Penulis buku sejarah Soerabaya Tempoe Doeloe, Dukut Imam Widodo, telah menerbitkan buku serupa dalam bahasa Inggris berjudul Soerabaia in the Older Days.
"Jadi, turis asing yang penasaran dan kebingungan mencari tahu cerita dan sejarah Kota Surabaya tempo dulu akan mudah mencari," katanya di Surabaya, Selasa (1/2/2011).
Buku edisi bahasa asing itu diterjemahkan oleh Luli Aulia Husen yang bekerja di PT Smelting bersama Dany Fairhead, orang Indonesia yang kini tinggal di Perth, Australia.
"Dalam buku edisi Inggris itu saya meringkas dari 825 halaman untuk edisi bahasa Indonesia menjadi 300 halaman untuk edisi bahasa Inggris," ujar penulis kelahiran Malang, Jawa Timur, 8 Juni 1954, itu.
Oleh karena itu, artikel-artikel yang menarik dan bagus dimasukkan ke dalam edisi Inggris untuk buku yang selama ini dijadikan cendera mata oleh Pemerintah Kota Surabaya itu.
Hanya, ketika ada orang luar negeri ingin tahu sejarah Surabaya, mereka sering kali kebingungan karena buku sejarah Surabaya berbahasa Indonesia.
"Terbitnya buku edisi bahasa Inggris diharapkan bisa sedikit memberikan panduan bagi masyarakat luar negeri," katanya.
Dukut juga sengaja memilih Luli sebagai penerjemah karena dinilai sangat paham dengan bahasa bergaya Suroboyoan, apalagi bahasa yang digunakan selalu ada guyonan yang bisa membuat orang terpingkal-pingkal.
"Misalnya saja, dari tulisan tentang seorang bapak tua yang naik angkot dan ingin turun di kawasan pelacuran Moro Seneng.
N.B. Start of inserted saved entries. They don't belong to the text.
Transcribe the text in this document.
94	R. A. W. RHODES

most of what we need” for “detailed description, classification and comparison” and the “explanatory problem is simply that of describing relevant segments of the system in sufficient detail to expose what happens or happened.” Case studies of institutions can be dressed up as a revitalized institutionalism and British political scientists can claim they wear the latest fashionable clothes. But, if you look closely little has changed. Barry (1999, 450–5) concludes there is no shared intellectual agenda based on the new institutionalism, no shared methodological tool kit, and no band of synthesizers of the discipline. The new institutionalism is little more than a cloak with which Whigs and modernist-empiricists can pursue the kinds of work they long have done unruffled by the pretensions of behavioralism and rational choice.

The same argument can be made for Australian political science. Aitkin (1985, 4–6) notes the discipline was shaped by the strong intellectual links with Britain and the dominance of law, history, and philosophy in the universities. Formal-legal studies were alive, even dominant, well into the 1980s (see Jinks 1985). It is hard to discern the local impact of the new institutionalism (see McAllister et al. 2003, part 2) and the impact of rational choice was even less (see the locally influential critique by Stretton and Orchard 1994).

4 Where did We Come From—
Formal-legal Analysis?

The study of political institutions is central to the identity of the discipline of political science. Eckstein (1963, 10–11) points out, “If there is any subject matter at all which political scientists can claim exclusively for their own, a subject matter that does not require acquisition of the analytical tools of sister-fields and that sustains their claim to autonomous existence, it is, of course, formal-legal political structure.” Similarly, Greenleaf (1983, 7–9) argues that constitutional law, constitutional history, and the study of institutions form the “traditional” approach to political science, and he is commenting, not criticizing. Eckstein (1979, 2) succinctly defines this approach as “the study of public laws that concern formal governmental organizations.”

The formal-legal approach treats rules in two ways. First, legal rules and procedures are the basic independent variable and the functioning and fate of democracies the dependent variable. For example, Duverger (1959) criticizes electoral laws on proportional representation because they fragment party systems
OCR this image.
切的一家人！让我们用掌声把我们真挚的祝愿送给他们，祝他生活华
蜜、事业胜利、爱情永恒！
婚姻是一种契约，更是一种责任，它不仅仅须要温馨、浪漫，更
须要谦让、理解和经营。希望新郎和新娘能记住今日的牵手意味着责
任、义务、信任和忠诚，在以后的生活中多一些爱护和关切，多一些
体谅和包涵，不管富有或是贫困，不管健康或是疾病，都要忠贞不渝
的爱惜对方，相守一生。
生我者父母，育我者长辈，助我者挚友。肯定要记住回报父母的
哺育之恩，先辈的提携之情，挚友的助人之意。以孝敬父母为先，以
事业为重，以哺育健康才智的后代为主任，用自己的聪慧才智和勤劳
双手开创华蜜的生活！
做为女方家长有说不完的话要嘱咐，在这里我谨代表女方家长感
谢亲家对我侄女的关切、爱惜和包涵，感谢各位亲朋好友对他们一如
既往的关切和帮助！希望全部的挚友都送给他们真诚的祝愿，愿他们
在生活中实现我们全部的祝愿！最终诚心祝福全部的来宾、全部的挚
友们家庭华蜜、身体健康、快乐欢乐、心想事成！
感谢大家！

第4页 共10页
Ketika ditanya mau turun di mana, sopir pura-pura tidak tahu meskipun sebenarnya dia paham bahwa sang bapak tua mau ke tempat pelacuran. Luli paham sekali tentang itu," katanya.
Sementara itu, Luli mengungkapkan, untuk menerjemahkan buku ini dia membutuhkan waktu sekitar empat bulan. "Bukannya tanpa kendala. Dalam perjalanan pembuatan buku, saya sempat bingung ketika menggunakan istilah tradisional khas Surabaya," katanya.
Contohnya adalah bahasa kasar khas Surabaya (misuh) yang harus diterjemahkan ke bahasa Inggris. "Kalau saya pakai bahasa Inggris yang kata tertentu, khawatir terlalu kasar. Akhirnya, saya pilih kata yang orang luar negeri bisa cepat paham," paparnya.
Selain itu, dalam buku tersebut Dukut juga menonjolkan tokoh-tokoh nasional yang sempat tinggal di Surabaya, dari HOS Tjokroaminoto, Bung Karno, dan Von Faber. Bung Karno sempat menikmati sekolah di Surabaya, sedangkan HOS Tjokroaminoto memiliki rumah untuk kumpul-kumpul pergerakan.
Dukut telah meluncurkan secara resmi Soerabaia in the Older Days bekerja sama dengan House of Sampoerna pada 31 Januari 2011.
"Itu karena Galeri Sampoerna memiliki komitmen untuk melestarikan sejarah Kota Surabaya. Apalagi, galeri tersebut sudah dikunjungi masyarakat dari 125 negara," katanya.